In covalently-bonded molecules, this cloud extends to all atoms in the molecule. Therefore, all valance electrons originating from any particular atom becomes delocalized, and can ‘move’ across all atoms. In essence, each atom’s valance electrons are shared across the molecule.

For more, see ‘molecular orbital theory’. However, for a more intuitive, mechanical approach, valance bond theory dictates that for every two shared electrons, a covalent bond forms between two atoms.

Lewis Structures, as proposed by Gilbert Newton Lewis (1875-1946), allow for visual analysis of these bonding behaviors. Each element is surrounded with dots (.), with each dot representing a valance electron. When shared, each group of two is represented by either (:), (..), or a line (—). Non-bonding electrons are shown as lone pairs.

![[equivalent_lewis_structures.png]] Figure 1.3.1 Water Lewis Structures

Importantly, the sum of all bonding and non-bonding valence electrons around each atom in many stable covalent compounds is eight (two for the hydrogen atom). This is the definition of the octet rule. When counting electrons, each atom ‘gets’ to account for every shared electron in it’s shared bonds.

![[totalling_valence_electrons.png]] Figure 1.3.2 Octet Rule Examples

In methane ($CH_4$), the carbon shares four single bonds to hydrogen.
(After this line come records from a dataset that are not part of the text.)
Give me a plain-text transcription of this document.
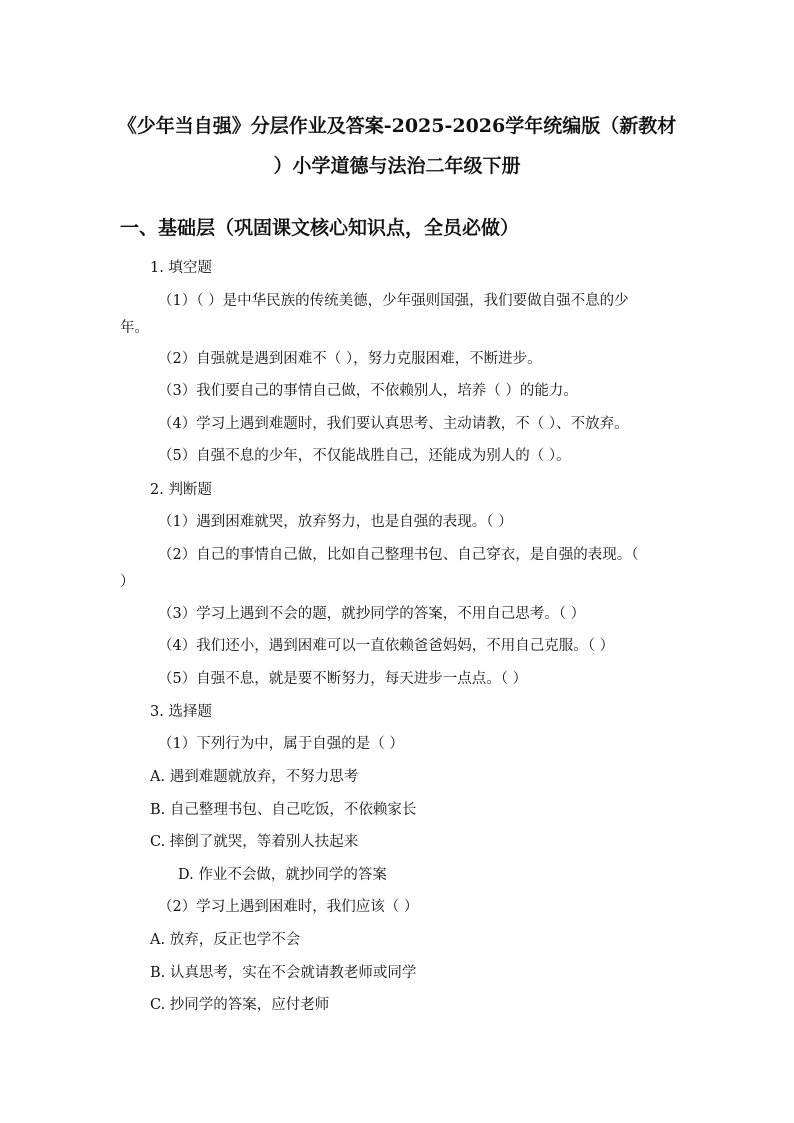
《少年当自强》分层作业及答案-2025-2026学年统编版（新教材
）小学道德与法治二年级下册
一、基础层（巩固课文核心知识点，全员必做）
1. 填空题
（1）（ ）是中华民族的传统美德，少年强则国强，我们要做自强不息的少
年。
（2）自强就是遇到困难不（ ），努力克服困难，不断进步。
（3）我们要自己的事情自己做，不依赖别人，培养（ ）的能力。
（4）学习上遇到难题时，我们要认真思考、主动请教，不（ ）、不放弃。
（5）自强不息的少年，不仅能战胜自己，还能成为别人的（ ）。
2. 判断题
（1）遇到困难就哭，放弃努力，也是自强的表现。（ ）
（2）自己的事情自己做，比如自己整理书包、自己穿衣，是自强的表现。（
）
（3）学习上遇到不会的题，就抄同学的答案，不用自己思考。（ ）
（4）我们还小，遇到困难可以一直依赖爸爸妈妈，不用自己克服。（ ）
（5）自强不息，就是要不断努力，每天进步一点点。（ ）
3. 选择题
（1）下列行为中，属于自强的是（ ）
A. 遇到难题就放弃，不努力思考
B. 自己整理书包、自己吃饭，不依赖家长
C. 摔倒了就哭，等着别人扶起来
D. 作业不会做，就抄同学的答案
（2）学习上遇到困难时，我们应该（ ）
A. 放弃，反正也学不会
B. 认真思考，实在不会就请教老师或同学
C. 抄同学的答案，应付老师
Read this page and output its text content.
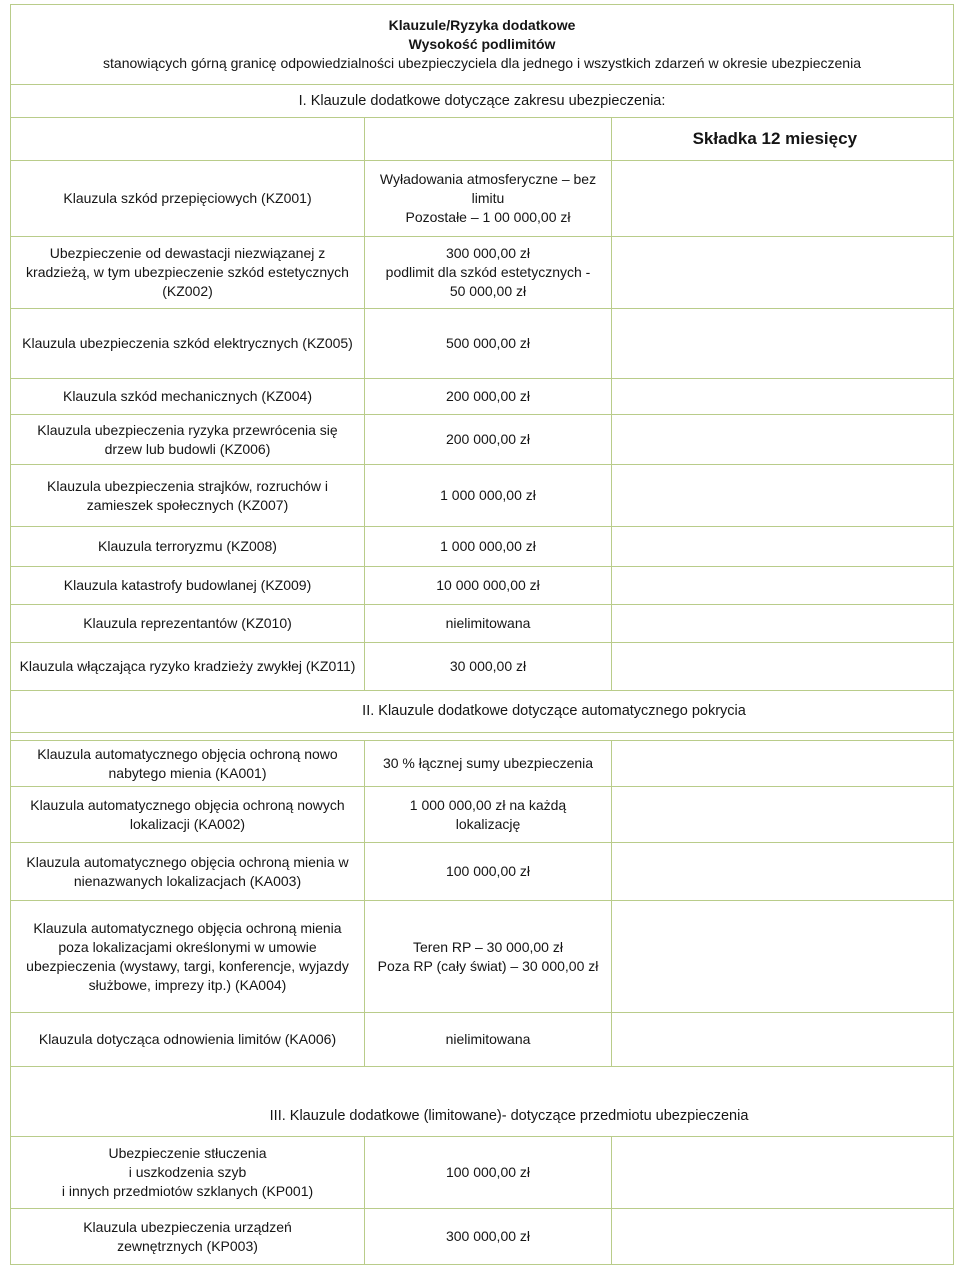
Klauzule/Ryzyka dodatkowe
Wysokość podlimitów
stanowiących górną granicę odpowiedzialności ubezpieczyciela dla jednego i wszystkich zdarzeń w okresie ubezpieczenia		

I. Klauzule dodatkowe dotyczące zakresu ubezpieczenia:		
		Składka 12 miesięcy
Klauzula szkód przepięciowych (KZ001)	Wyładowania atmosferyczne – bez
limitu
Pozostałe – 1 00 000,00 zł	

Ubezpieczenie od dewastacji niezwiązanej z kradzieżą, w tym ubezpieczenie szkód estetycznych (KZ002)	300 000,00 zł
podlimit dla szkód estetycznych -
50 000,00 zł	

Klauzula ubezpieczenia szkód elektrycznych (KZ005)	500 000,00 zł	
Klauzula szkód mechanicznych (KZ004)	200 000,00 zł	
Klauzula ubezpieczenia ryzyka przewrócenia się drzew lub budowli (KZ006)	200 000,00 zł	
Klauzula ubezpieczenia strajków, rozruchów i zamieszek społecznych (KZ007)	1 000 000,00 zł	
Klauzula terroryzmu (KZ008)	1 000 000,00 zł	
Klauzula katastrofy budowlanej (KZ009)	10 000 000,00 zł	
Klauzula reprezentantów (KZ010)	nielimitowana	
Klauzula włączająca ryzyko kradzieży zwykłej (KZ011)	30 000,00 zł	
II. Klauzule dodatkowe dotyczące automatycznego pokrycia		

Klauzula automatycznego objęcia ochroną nowo nabytego mienia (KA001)	30 % łącznej sumy ubezpieczenia	
Klauzula automatycznego objęcia ochroną nowych lokalizacji (KA002)	1 000 000,00 zł na każdą
lokalizację	

Klauzula automatycznego objęcia ochroną mienia w nienazwanych lokalizacjach (KA003)	100 000,00 zł	
Klauzula automatycznego objęcia ochroną mienia poza lokalizacjami określonymi w umowie ubezpieczenia (wystawy, targi, konferencje, wyjazdy służbowe, imprezy itp.) (KA004)	Teren RP – 30 000,00 zł
Poza RP (cały świat) – 30 000,00 zł	

Klauzula dotycząca odnowienia limitów (KA006)	nielimitowana	

III. Klauzule dodatkowe (limitowane)- dotyczące przedmiotu ubezpieczenia		

Ubezpieczenie stłuczenia
i uszkodzenia szyb
i innych przedmiotów szklanych (KP001)	100 000,00 zł	

Klauzula ubezpieczenia urządzeń
zewnętrznych (KP003)	300 000,00 zł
Since the neutral carbon has four electrons, it gains another four from all hydrogens to fufill it’s octet. Likewise, each hydrogen counts an electron from carbon to fufill it’s ‘duet’.

The same is said for double and triple bonds, where each account for two and three pairs of valance electrons respectively.

Problems

Lecture Notes

1 - Tuesday, 2026-03-31

How can I think like a scientist?

OK to fail!
Ask lots of questions!
Emphasize critical thinking.